When measuring behavioral outcomes in the social sciences, the personal characteristic to be assessed is called a construct (Cronbach & Meehl, 1955; Messick, 1995). The construct is a proposed attribute of a person that often cannot be measured directly, but can be assessed using a number of indicators or manifest variables.

Constructs are also discussed under other labels, such as theoretical constructs or latent variables, which are interchangeable terms.

Ease of Measurement

Constructs vary in their ease of measurement, with some constructs being relatively easy to assess and others requiring more subtle or indirect measurement.
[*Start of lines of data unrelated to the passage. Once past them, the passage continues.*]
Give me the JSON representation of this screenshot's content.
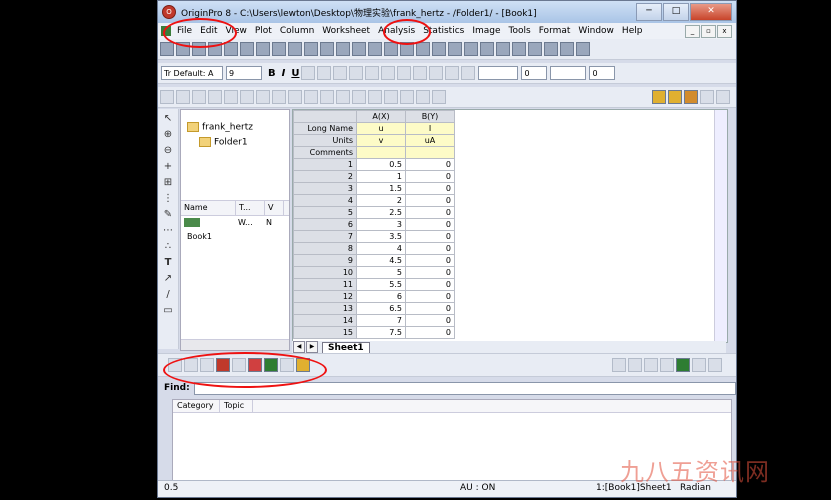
{
  "window": {
    "title": "OriginPro 8 - C:\\Users\\lewton\\Desktop\\物理实验\\frank_hertz - /Folder1/ - [Book1]",
    "min": "─",
    "max": "□",
    "close": "✕"
  },
  "menu": [
    "File",
    "Edit",
    "View",
    "Plot",
    "Column",
    "Worksheet",
    "Analysis",
    "Statistics",
    "Image",
    "Tools",
    "Format",
    "Window",
    "Help"
  ],
  "mdi": [
    "_",
    "▫",
    "x"
  ],
  "format_toolbar": {
    "font": "Tr Default: A",
    "size": "9",
    "bold": "B",
    "italic": "I",
    "underline": "U",
    "line_value1": "0",
    "line_value2": "0"
  },
  "explorer": {
    "root": "frank_hertz",
    "child": "Folder1",
    "col_name": "Name",
    "col_type": "T...",
    "col_v": "V",
    "item_name": "Book1",
    "item_type": "W...",
    "item_v": "N"
  },
  "worksheet": {
    "col_a": "A(X)",
    "col_b": "B(Y)",
    "label_long": "Long Name",
    "label_units": "Units",
    "label_comments": "Comments",
    "a_long": "u",
    "b_long": "I",
    "a_units": "v",
    "b_units": "uA",
    "rows": [
      [
        "1",
        "0.5",
        "0"
      ],
      [
        "2",
        "1",
        "0"
      ],
      [
        "3",
        "1.5",
        "0"
      ],
      [
        "4",
        "2",
        "0"
      ],
      [
        "5",
        "2.5",
        "0"
      ],
      [
        "6",
        "3",
        "0"
      ],
      [
        "7",
        "3.5",
        "0"
      ],
      [
        "8",
        "4",
        "0"
      ],
      [
        "9",
        "4.5",
        "0"
      ],
      [
        "10",
        "5",
        "0"
      ],
      [
        "11",
        "5.5",
        "0"
      ],
      [
        "12",
        "6",
        "0"
      ],
      [
        "13",
        "6.5",
        "0"
      ],
      [
        "14",
        "7",
        "0"
      ],
      [
        "15",
        "7.5",
        "0"
      ]
    ],
    "sheet_tab": "Sheet1"
  },
  "find": {
    "label": "Find:",
    "col_category": "Category",
    "col_topic": "Topic"
  },
  "status": {
    "left": "0.5",
    "au": "AU : ON",
    "sheet": "1:[Book1]Sheet1",
    "angle": "Radian"
  },
  "watermark": "九八五资讯网"
}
Some attributes or constructs can be measured directly. In medical settings, direct measurements are often obtained on routine doctor visits.

Example 1

Direct construct examples:

  1. Height (in inches or cm)
  2. Weight (in lbs or kg)
  3. Blood pressure (in mmHg)


In the behavioral and social sciences, we usually must use more indirect ways to measure constructs, so we develop a number of items to assess the construct.

Example 2

Indirect construct examples:

  1. Depression - Scales for depression often consist of 10 to 20 items or more, and the score for depression is a sum of scores on these items.
  2. Happiness - Happiness is a narrower construct than depression, but a happiness scale might still require 5 to 10 items or more to assess well.

Note: Ease or directness of measurement is not an indicator of how closely related a scale score is to an underlying construct or how important the attribute is for a given problem.

Messick, S. (1995). Validity of psychological assessment: Validation of inferences from persons’ responses and performances as scientific inquiry into score meaning. American Psychologist, 50, 741-749.